The JMA is currently operating the Global ATM (JMA-GATM) and Regional ATM (JMA-RATM) to issue Volcanic Ash Advisories (VAAs) and Volcanic Ash Fall Forecasts (VAFFs). The JMA-GATM and RATM are driven by the grid point values of Global Spectral Model (GSM) and Meso-Scale Model (MSM) or Local Forecast Model (LFM) based on the nonhydrostatic model ASUCA (Forecast Department, 2014), respectively. The MRI is planning to renew the JMA's ATM and join a volcanic ash data assimilation system (Ishii et al., 2017) under one of the MRI research plans which start in April 2019.

The new JMA-ATM is designed from the point of view of robustness, promptness, flexibility and manageability. Robustness: To avoid any abnormal ends in operation, the JMA-ATM takes Lagrangian description. Promptness: To issue VAAs and VAFFs immediately, the JMA-ATM calculate offline. Further, element conversion of grid point values executes in preprocess and main ATM calculation runs parallel processing using Message Passing Interface (MPI) on high performance computers. Flexibility: ATM tracers are not limited to volcanic ash generated by an eruption column model as initial condition and the ATM coordinate is not customized only for the input data of GSM, MSM or LFM. Manageability: In order to review and share source codes within the JMA, project management and version control systems are used in the ATM development. With regard to the above design, the offline Lagrangian model is the same as current ATMs. Whereas the vertical coordinate of JMA-GATM is σ-p hybrid of GSM and that of JMA-RATM (Shimbori et al., 2016) is hybrid terrain-following of ASUCA, the JMA-ATM takes identical z-coordinate of the converted grid point values. Therefore two current ATMs can be unified to the single ATM (see Fig. 1). For readability, the JMA-ATM are written in the Fortran in accordance with the standard coding rule (Muroi et al., 2002) and all subroutines are modularized. In order that dynamical and physical processes are commutative in a timestep of the JMA-ATM, time tendency of tracer variables is calculated in each process and integrated at the last timestep. The JMA-ATM project is managed with Redmine and its source code version is controlled with Subversion (SVN) which have been installed in JMA (Forecast Department, 2017).

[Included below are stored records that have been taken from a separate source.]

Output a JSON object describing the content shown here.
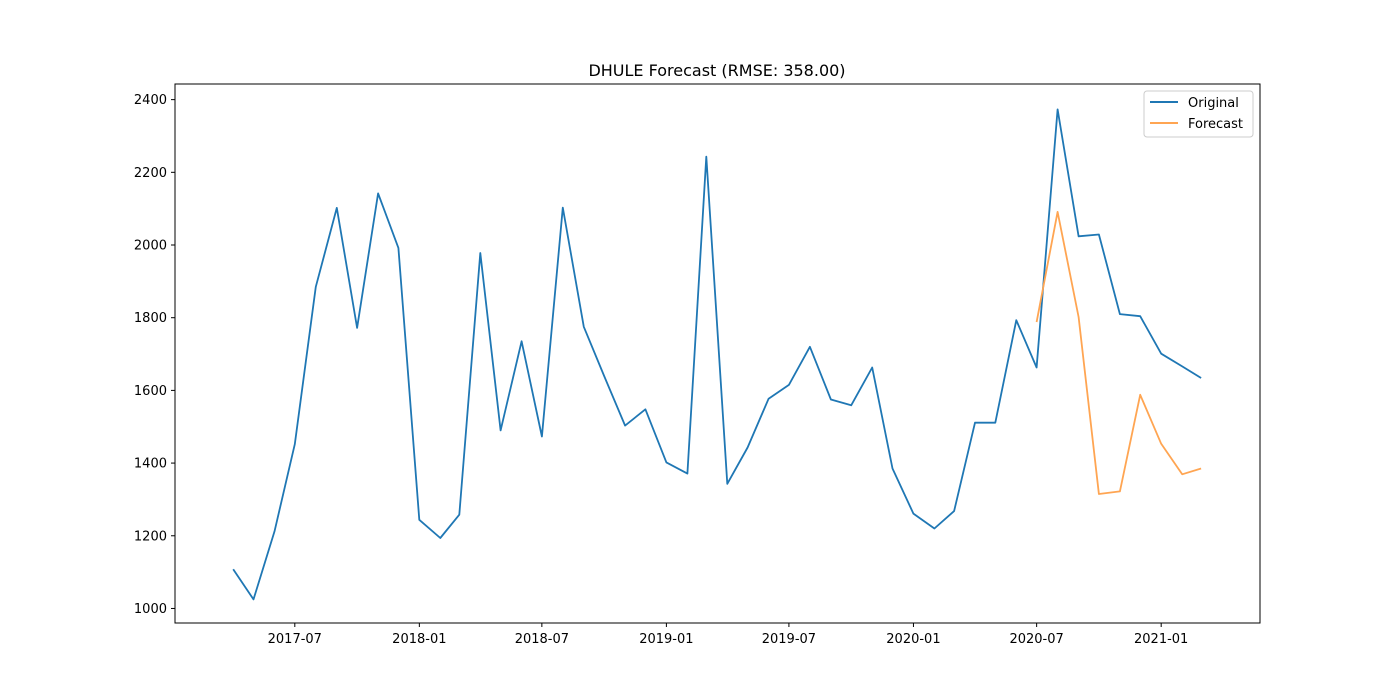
{
  "chart_data": {
    "type": "line",
    "title": "DHULE Forecast (RMSE: 358.00)",
    "xlabel": "",
    "ylabel": "",
    "x_axis": {
      "type": "date",
      "range": [
        "2017-01-05",
        "2021-05-27"
      ],
      "ticks": [
        {
          "date": "2017-07-01",
          "label": "2017-07"
        },
        {
          "date": "2018-01-01",
          "label": "2018-01"
        },
        {
          "date": "2018-07-01",
          "label": "2018-07"
        },
        {
          "date": "2019-01-01",
          "label": "2019-01"
        },
        {
          "date": "2019-07-01",
          "label": "2019-07"
        },
        {
          "date": "2020-01-01",
          "label": "2020-01"
        },
        {
          "date": "2020-07-01",
          "label": "2020-07"
        },
        {
          "date": "2021-01-01",
          "label": "2021-01"
        }
      ]
    },
    "y_axis": {
      "range": [
        960,
        2443
      ],
      "ticks": [
        1000,
        1200,
        1400,
        1600,
        1800,
        2000,
        2200,
        2400
      ]
    },
    "grid": false,
    "legend_position": "top-right",
    "series": [
      {
        "name": "Original",
        "color": "#1f77b4",
        "x": [
          "2017-04-01",
          "2017-05-01",
          "2017-06-01",
          "2017-07-01",
          "2017-08-01",
          "2017-09-01",
          "2017-10-01",
          "2017-11-01",
          "2017-12-01",
          "2018-01-01",
          "2018-02-01",
          "2018-03-01",
          "2018-04-01",
          "2018-05-01",
          "2018-06-01",
          "2018-07-01",
          "2018-08-01",
          "2018-09-01",
          "2018-10-01",
          "2018-11-01",
          "2018-12-01",
          "2019-01-01",
          "2019-02-01",
          "2019-03-01",
          "2019-04-01",
          "2019-05-01",
          "2019-06-01",
          "2019-07-01",
          "2019-08-01",
          "2019-09-01",
          "2019-10-01",
          "2019-11-01",
          "2019-12-01",
          "2020-01-01",
          "2020-02-01",
          "2020-03-01",
          "2020-04-01",
          "2020-05-01",
          "2020-06-01",
          "2020-07-01",
          "2020-08-01",
          "2020-09-01",
          "2020-10-01",
          "2020-11-01",
          "2020-12-01",
          "2021-01-01",
          "2021-02-01",
          "2021-03-01"
        ],
        "values": [
          1108,
          1025,
          1212,
          1452,
          1885,
          2102,
          1772,
          2142,
          1992,
          1244,
          1194,
          1258,
          1978,
          1490,
          1735,
          1473,
          2103,
          1775,
          1640,
          1503,
          1548,
          1402,
          1371,
          2243,
          1343,
          1443,
          1577,
          1615,
          1720,
          1575,
          1559,
          1663,
          1385,
          1261,
          1220,
          1268,
          1511,
          1511,
          1793,
          1663,
          2373,
          2024,
          2029,
          1810,
          1804,
          1701,
          1666,
          1634
        ]
      },
      {
        "name": "Forecast",
        "color": "#ffa552",
        "x": [
          "2020-07-01",
          "2020-08-01",
          "2020-09-01",
          "2020-10-01",
          "2020-11-01",
          "2020-12-01",
          "2021-01-01",
          "2021-02-01",
          "2021-03-01"
        ],
        "values": [
          1788,
          2091,
          1802,
          1315,
          1322,
          1588,
          1453,
          1369,
          1385
        ]
      }
    ]
  }
}
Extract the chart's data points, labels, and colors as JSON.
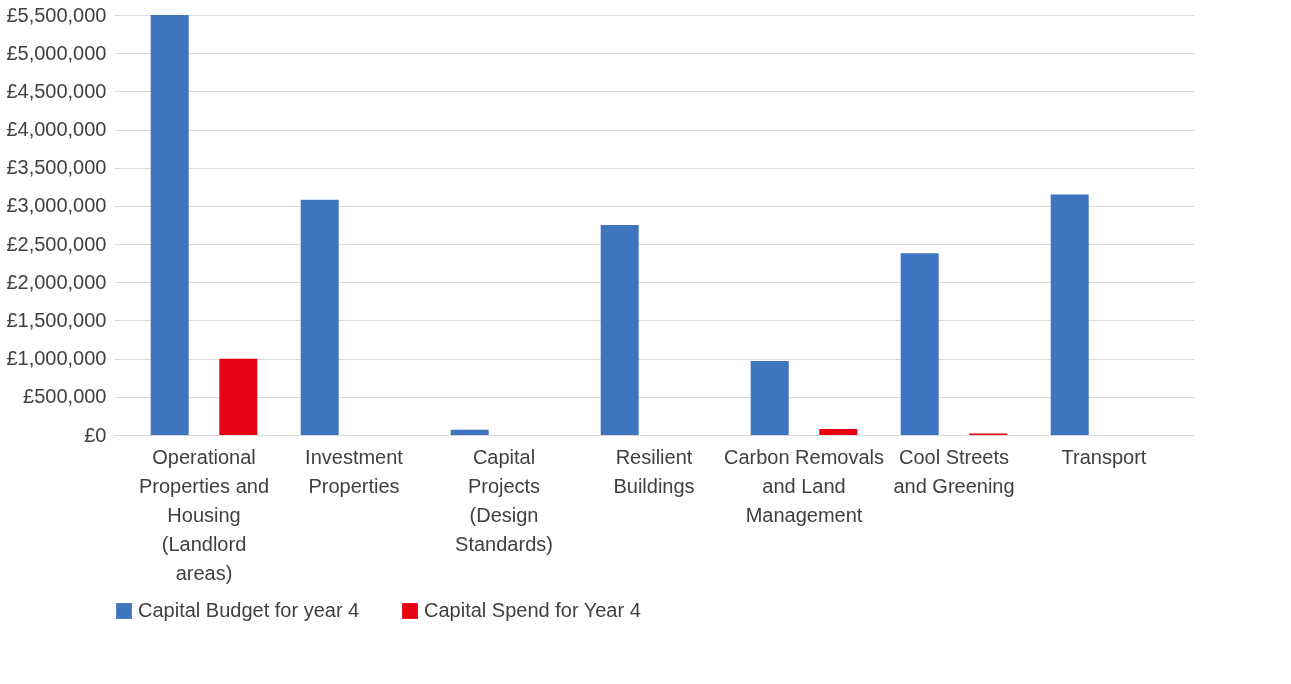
{
  "chart_data": {
    "type": "bar",
    "categories": [
      "Operational Properties and Housing (Landlord areas)",
      "Investment Properties",
      "Capital Projects (Design Standards)",
      "Resilient Buildings",
      "Carbon Removals and Land Management",
      "Cool Streets and Greening",
      "Transport"
    ],
    "series": [
      {
        "name": "Capital Budget for year 4",
        "color": "#3f74bf",
        "values": [
          5500000,
          3080000,
          70000,
          2750000,
          970000,
          2380000,
          3150000
        ]
      },
      {
        "name": "Capital Spend for Year 4",
        "color": "#e60012",
        "values": [
          1000000,
          0,
          0,
          0,
          80000,
          20000,
          0
        ]
      }
    ],
    "ylim": [
      0,
      5500000
    ],
    "yticks": [
      {
        "value": 0,
        "label": "£0"
      },
      {
        "value": 500000,
        "label": "£500,000"
      },
      {
        "value": 1000000,
        "label": "£1,000,000"
      },
      {
        "value": 1500000,
        "label": "£1,500,000"
      },
      {
        "value": 2000000,
        "label": "£2,000,000"
      },
      {
        "value": 2500000,
        "label": "£2,500,000"
      },
      {
        "value": 3000000,
        "label": "£3,000,000"
      },
      {
        "value": 3500000,
        "label": "£3,500,000"
      },
      {
        "value": 4000000,
        "label": "£4,000,000"
      },
      {
        "value": 4500000,
        "label": "£4,500,000"
      },
      {
        "value": 5000000,
        "label": "£5,000,000"
      },
      {
        "value": 5500000,
        "label": "£5,500,000"
      }
    ],
    "grid": "y",
    "legend": "bottom"
  }
}
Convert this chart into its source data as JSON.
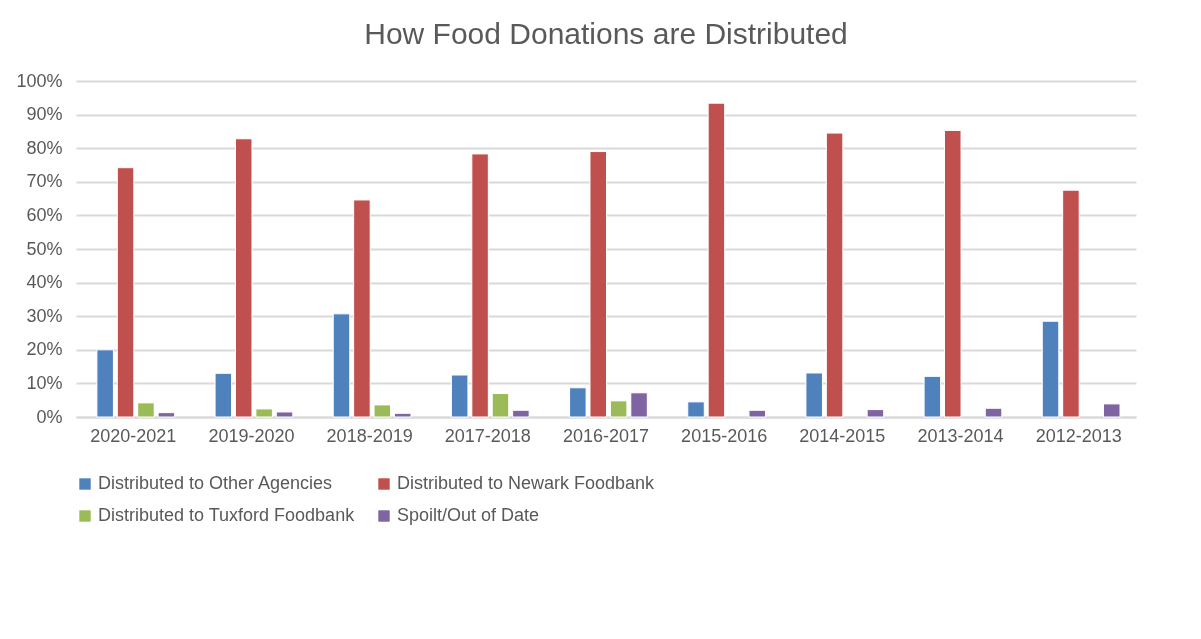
{
  "chart_data": {
    "type": "bar",
    "title": "How Food Donations are Distributed",
    "categories": [
      "2020-2021",
      "2019-2020",
      "2018-2019",
      "2017-2018",
      "2016-2017",
      "2015-2016",
      "2014-2015",
      "2013-2014",
      "2012-2013"
    ],
    "series": [
      {
        "name": "Distributed to Other Agencies",
        "color": "#4f81bd",
        "values": [
          20.0,
          13.0,
          30.7,
          12.5,
          8.7,
          4.5,
          13.1,
          12.1,
          28.5
        ]
      },
      {
        "name": "Distributed to Newark Foodbank",
        "color": "#c0504d",
        "values": [
          74.2,
          82.8,
          64.6,
          78.3,
          79.0,
          93.4,
          84.5,
          85.3,
          67.5
        ]
      },
      {
        "name": "Distributed to Tuxford Foodbank",
        "color": "#9bbb59",
        "values": [
          4.2,
          2.4,
          3.6,
          7.0,
          4.8,
          null,
          null,
          null,
          null
        ]
      },
      {
        "name": "Spoilt/Out of Date",
        "color": "#8064a2",
        "values": [
          1.3,
          1.5,
          1.1,
          2.0,
          7.2,
          2.0,
          2.2,
          2.6,
          3.9
        ]
      }
    ],
    "ylim": [
      0,
      100
    ],
    "yticks": [
      {
        "value": 0,
        "label": "0%"
      },
      {
        "value": 10,
        "label": "10%"
      },
      {
        "value": 20,
        "label": "20%"
      },
      {
        "value": 30,
        "label": "30%"
      },
      {
        "value": 40,
        "label": "40%"
      },
      {
        "value": 50,
        "label": "50%"
      },
      {
        "value": 60,
        "label": "60%"
      },
      {
        "value": 70,
        "label": "70%"
      },
      {
        "value": 80,
        "label": "80%"
      },
      {
        "value": 90,
        "label": "90%"
      },
      {
        "value": 100,
        "label": "100%"
      }
    ],
    "grid": "y",
    "legend": "bottom"
  }
}
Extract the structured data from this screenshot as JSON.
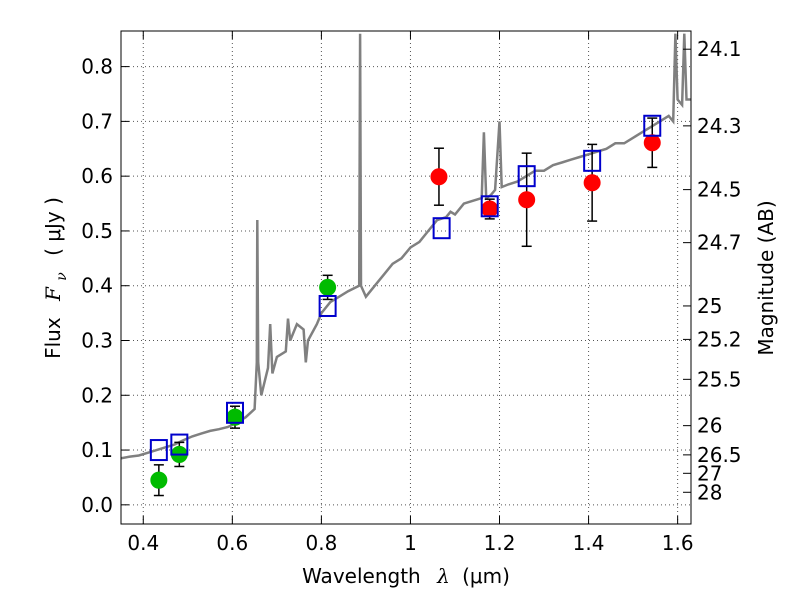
{
  "chart_data": {
    "type": "scatter",
    "xlabel": {
      "prefix": "Wavelength",
      "symbol": "λ",
      "unit": "(μm)"
    },
    "ylabel": {
      "prefix": "Flux",
      "symbol": "F",
      "sub": "ν",
      "unit": "( μJy )"
    },
    "y2label": "Magnitude (AB)",
    "xlim": [
      0.35,
      1.63
    ],
    "ylim": [
      -0.035,
      0.865
    ],
    "grid": true,
    "x_ticks": [
      {
        "value": 0.4,
        "label": "0.4"
      },
      {
        "value": 0.6,
        "label": "0.6"
      },
      {
        "value": 0.8,
        "label": "0.8"
      },
      {
        "value": 1.0,
        "label": "1"
      },
      {
        "value": 1.2,
        "label": "1.2"
      },
      {
        "value": 1.4,
        "label": "1.4"
      },
      {
        "value": 1.6,
        "label": "1.6"
      }
    ],
    "y_ticks": [
      {
        "value": 0.0,
        "label": "0.0"
      },
      {
        "value": 0.1,
        "label": "0.1"
      },
      {
        "value": 0.2,
        "label": "0.2"
      },
      {
        "value": 0.3,
        "label": "0.3"
      },
      {
        "value": 0.4,
        "label": "0.4"
      },
      {
        "value": 0.5,
        "label": "0.5"
      },
      {
        "value": 0.6,
        "label": "0.6"
      },
      {
        "value": 0.7,
        "label": "0.7"
      },
      {
        "value": 0.8,
        "label": "0.8"
      }
    ],
    "mag_ticks": [
      {
        "value": 24.1,
        "label": "24.1"
      },
      {
        "value": 24.3,
        "label": "24.3"
      },
      {
        "value": 24.5,
        "label": "24.5"
      },
      {
        "value": 24.7,
        "label": "24.7"
      },
      {
        "value": 25.0,
        "label": "25"
      },
      {
        "value": 25.2,
        "label": "25.2"
      },
      {
        "value": 25.5,
        "label": "25.5"
      },
      {
        "value": 26.0,
        "label": "26"
      },
      {
        "value": 26.5,
        "label": "26.5"
      },
      {
        "value": 27.0,
        "label": "27"
      },
      {
        "value": 28.0,
        "label": "28"
      }
    ],
    "colors": {
      "model": "#808080",
      "optical": "#00bb00",
      "nir": "#ff0000",
      "synthetic": "#0000cc",
      "errorbar": "#000000",
      "grid": "#555555"
    },
    "series": [
      {
        "name": "model spectrum",
        "kind": "line",
        "points": [
          [
            0.35,
            0.085
          ],
          [
            0.37,
            0.088
          ],
          [
            0.39,
            0.09
          ],
          [
            0.41,
            0.095
          ],
          [
            0.43,
            0.1
          ],
          [
            0.45,
            0.105
          ],
          [
            0.47,
            0.11
          ],
          [
            0.49,
            0.118
          ],
          [
            0.51,
            0.125
          ],
          [
            0.53,
            0.13
          ],
          [
            0.55,
            0.135
          ],
          [
            0.57,
            0.138
          ],
          [
            0.59,
            0.142
          ],
          [
            0.61,
            0.15
          ],
          [
            0.63,
            0.16
          ],
          [
            0.65,
            0.175
          ],
          [
            0.655,
            0.26
          ],
          [
            0.656,
            0.52
          ],
          [
            0.658,
            0.26
          ],
          [
            0.665,
            0.2
          ],
          [
            0.68,
            0.25
          ],
          [
            0.685,
            0.33
          ],
          [
            0.69,
            0.24
          ],
          [
            0.7,
            0.27
          ],
          [
            0.72,
            0.28
          ],
          [
            0.725,
            0.34
          ],
          [
            0.73,
            0.3
          ],
          [
            0.745,
            0.33
          ],
          [
            0.76,
            0.32
          ],
          [
            0.765,
            0.26
          ],
          [
            0.77,
            0.3
          ],
          [
            0.79,
            0.33
          ],
          [
            0.8,
            0.35
          ],
          [
            0.82,
            0.37
          ],
          [
            0.84,
            0.38
          ],
          [
            0.86,
            0.39
          ],
          [
            0.885,
            0.4
          ],
          [
            0.887,
            0.86
          ],
          [
            0.889,
            0.4
          ],
          [
            0.9,
            0.38
          ],
          [
            0.92,
            0.4
          ],
          [
            0.94,
            0.42
          ],
          [
            0.96,
            0.44
          ],
          [
            0.98,
            0.45
          ],
          [
            1.0,
            0.47
          ],
          [
            1.02,
            0.48
          ],
          [
            1.04,
            0.5
          ],
          [
            1.06,
            0.52
          ],
          [
            1.08,
            0.525
          ],
          [
            1.09,
            0.535
          ],
          [
            1.1,
            0.53
          ],
          [
            1.12,
            0.55
          ],
          [
            1.14,
            0.555
          ],
          [
            1.16,
            0.56
          ],
          [
            1.165,
            0.68
          ],
          [
            1.17,
            0.56
          ],
          [
            1.18,
            0.565
          ],
          [
            1.19,
            0.575
          ],
          [
            1.2,
            0.7
          ],
          [
            1.205,
            0.58
          ],
          [
            1.22,
            0.585
          ],
          [
            1.24,
            0.59
          ],
          [
            1.26,
            0.6
          ],
          [
            1.28,
            0.61
          ],
          [
            1.3,
            0.61
          ],
          [
            1.32,
            0.62
          ],
          [
            1.34,
            0.625
          ],
          [
            1.36,
            0.63
          ],
          [
            1.38,
            0.635
          ],
          [
            1.4,
            0.64
          ],
          [
            1.42,
            0.645
          ],
          [
            1.44,
            0.65
          ],
          [
            1.46,
            0.66
          ],
          [
            1.48,
            0.66
          ],
          [
            1.5,
            0.67
          ],
          [
            1.52,
            0.68
          ],
          [
            1.54,
            0.69
          ],
          [
            1.56,
            0.7
          ],
          [
            1.58,
            0.71
          ],
          [
            1.59,
            0.7
          ],
          [
            1.595,
            0.86
          ],
          [
            1.6,
            0.74
          ],
          [
            1.61,
            0.73
          ],
          [
            1.615,
            0.86
          ],
          [
            1.62,
            0.74
          ],
          [
            1.63,
            0.74
          ]
        ]
      },
      {
        "name": "optical photometry",
        "kind": "points",
        "points": [
          {
            "x": 0.435,
            "y": 0.045,
            "err": 0.028
          },
          {
            "x": 0.481,
            "y": 0.092,
            "err": 0.022
          },
          {
            "x": 0.606,
            "y": 0.16,
            "err": 0.02
          },
          {
            "x": 0.814,
            "y": 0.397,
            "err": 0.022
          }
        ]
      },
      {
        "name": "near-IR photometry",
        "kind": "points",
        "points": [
          {
            "x": 1.064,
            "y": 0.599,
            "err": 0.052
          },
          {
            "x": 1.178,
            "y": 0.54,
            "err": 0.018
          },
          {
            "x": 1.261,
            "y": 0.557,
            "err": 0.085
          },
          {
            "x": 1.408,
            "y": 0.588,
            "err": 0.07
          },
          {
            "x": 1.543,
            "y": 0.661,
            "err": 0.045
          }
        ]
      },
      {
        "name": "synthetic photometry",
        "kind": "squares",
        "points": [
          {
            "x": 0.435,
            "y": 0.1
          },
          {
            "x": 0.481,
            "y": 0.11
          },
          {
            "x": 0.606,
            "y": 0.168
          },
          {
            "x": 0.814,
            "y": 0.363
          },
          {
            "x": 1.07,
            "y": 0.505
          },
          {
            "x": 1.178,
            "y": 0.545
          },
          {
            "x": 1.261,
            "y": 0.6
          },
          {
            "x": 1.408,
            "y": 0.628
          },
          {
            "x": 1.543,
            "y": 0.692
          }
        ]
      }
    ]
  }
}
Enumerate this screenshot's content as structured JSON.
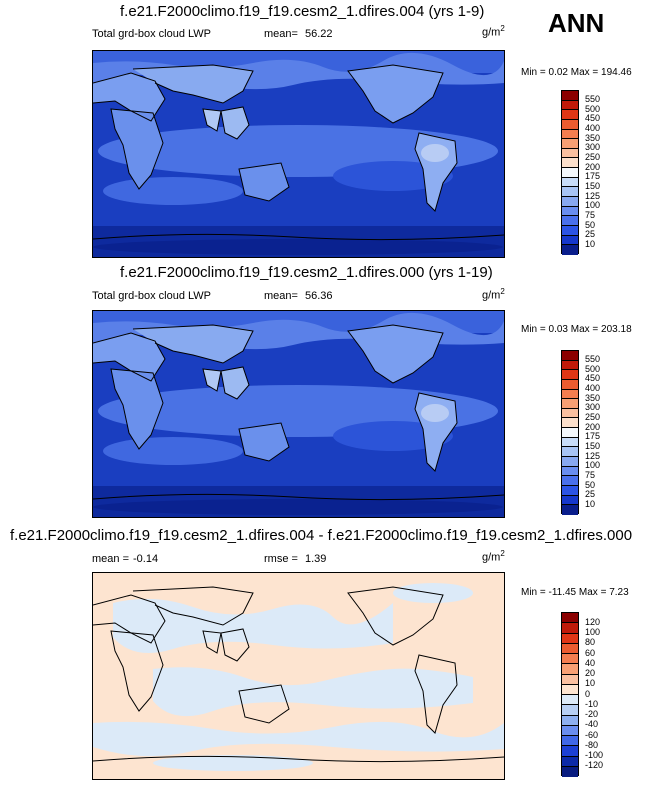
{
  "season": "ANN",
  "panels": [
    {
      "title": "f.e21.F2000climo.f19_f19.cesm2_1.dfires.004 (yrs 1-9)",
      "variable": "Total grd-box cloud LWP",
      "stat1_label": "mean=",
      "stat1_value": "56.22",
      "stat2_label": "",
      "stat2_value": "",
      "units": "g/m",
      "units_exp": "2",
      "minmax": "Min =   0.02 Max = 194.46",
      "levels": [
        "550",
        "500",
        "450",
        "400",
        "350",
        "300",
        "250",
        "200",
        "175",
        "150",
        "125",
        "100",
        "75",
        "50",
        "25",
        "10"
      ],
      "colors": [
        "#8b0000",
        "#c01a0a",
        "#e03616",
        "#ec5c30",
        "#f47e50",
        "#f8a074",
        "#fac0a0",
        "#fce0cc",
        "#f4f8fc",
        "#c8dcf8",
        "#a8c4f4",
        "#88a8f0",
        "#6a8ef0",
        "#4a70ec",
        "#2c54e6",
        "#1638cc",
        "#0a1e8c"
      ]
    },
    {
      "title": "f.e21.F2000climo.f19_f19.cesm2_1.dfires.000 (yrs 1-19)",
      "variable": "Total grd-box cloud LWP",
      "stat1_label": "mean=",
      "stat1_value": "56.36",
      "stat2_label": "",
      "stat2_value": "",
      "units": "g/m",
      "units_exp": "2",
      "minmax": "Min =   0.03 Max = 203.18",
      "levels": [
        "550",
        "500",
        "450",
        "400",
        "350",
        "300",
        "250",
        "200",
        "175",
        "150",
        "125",
        "100",
        "75",
        "50",
        "25",
        "10"
      ],
      "colors": [
        "#8b0000",
        "#c01a0a",
        "#e03616",
        "#ec5c30",
        "#f47e50",
        "#f8a074",
        "#fac0a0",
        "#fce0cc",
        "#f4f8fc",
        "#c8dcf8",
        "#a8c4f4",
        "#88a8f0",
        "#6a8ef0",
        "#4a70ec",
        "#2c54e6",
        "#1638cc",
        "#0a1e8c"
      ]
    },
    {
      "title": "f.e21.F2000climo.f19_f19.cesm2_1.dfires.004 - f.e21.F2000climo.f19_f19.cesm2_1.dfires.000",
      "variable": "",
      "stat1_label": "mean =",
      "stat1_value": "-0.14",
      "stat2_label": "rmse =",
      "stat2_value": "1.39",
      "units": "g/m",
      "units_exp": "2",
      "minmax": "Min = -11.45 Max =   7.23",
      "levels": [
        "120",
        "100",
        "80",
        "60",
        "40",
        "20",
        "10",
        "0",
        "-10",
        "-20",
        "-40",
        "-60",
        "-80",
        "-100",
        "-120"
      ],
      "colors": [
        "#8b0000",
        "#c01a0a",
        "#e03616",
        "#ec5c30",
        "#f47e50",
        "#f8a074",
        "#fac0a0",
        "#fde4d0",
        "#dceaf8",
        "#b8d0f4",
        "#8eb0f0",
        "#6a8ef0",
        "#4068e8",
        "#1c40d4",
        "#0c2aa8",
        "#081c80"
      ]
    }
  ],
  "colors": {
    "ocean_deep": "#0d2a9a",
    "ocean_mid": "#2a52d8",
    "land_light": "#7ea2ee",
    "diff_pos": "#fde4d0",
    "diff_neg": "#dceaf8"
  }
}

A first object of the new ATM as an operational model is to maintain the same accuracy of JMA-GATM and RATM predictions. In particular, to precisely predict the atmospheric transport phenomena near ground surface, suitable treatments of model terrain in terms of z-coordinate are primary subjects. A technical platform, such as visualization and verification tools, is also needed. We are going to publish the documentation of the JMA-ATM in the Technical Reports of the MRI in 2020. Furthermore, for the purpose of accuracy improvement of the JMA-ATM prediction, we are planning to implement processes of aggregation and resuspension, in addition to joining the data assimilation system for volcanic ash that observed by weather radars (e.g., Sato et al., 2019) and so on.

References
Ishii, K., T. Shimbori, E. Sato, Y. Hayashi, T. Tokumoto, K. Fukui, A. Hashimoto, 2017: Development of a volcanic ash data assimilation system for atmospheric transport model. Proc. JpGU-AGU Joint Meeting, MIS02-P02.
Forecast Department/JMA, 2014: Separate Volume of Annual Report of Numerical Prediction Division, 60, 151 p. https://www.jma.go.jp/jma/kishou/books/nwpreport/60/No60_all.pdf
Forecast Department/JMA, 2017: Separate Volume of Annual Report of Numerical Prediction Division, 63, 108 p. https://www.jma.go.jp/jma/kishou/books/nwpreport/63/No63_all.pdf
Muroi, C., E. Toyoda, H. Yoshimura, M. Hosaka and M. Sugi, 2002: Standard coding rule. Tenki, 49, 91-95.
Sato, E., R. Semba, K. Fukui and T. Shimbori, 2019: Volcanic ash plume observation by polarimetric radar on cloudy/rainy conditions. Part II. Proc. Meteor. Soc. Japan.
Shimbori, T., 2016: Tephra Transport: Modeling and Forecasting. Bull. Volcanol. Soc. Japan, 61, 399-427.
Shimbori, T., Y. Hayashi, Y. Fujiwara, K. Matsuda, K. Ishii, E. Sato and T. Tokumoto, 2016: Applying the ASUCA GPVs to the JMA Regional Atmospheric Transport Model for the operational Volcanic Ash Fall Forecasts. Proc. Volcanol. Soc. Japan, 189.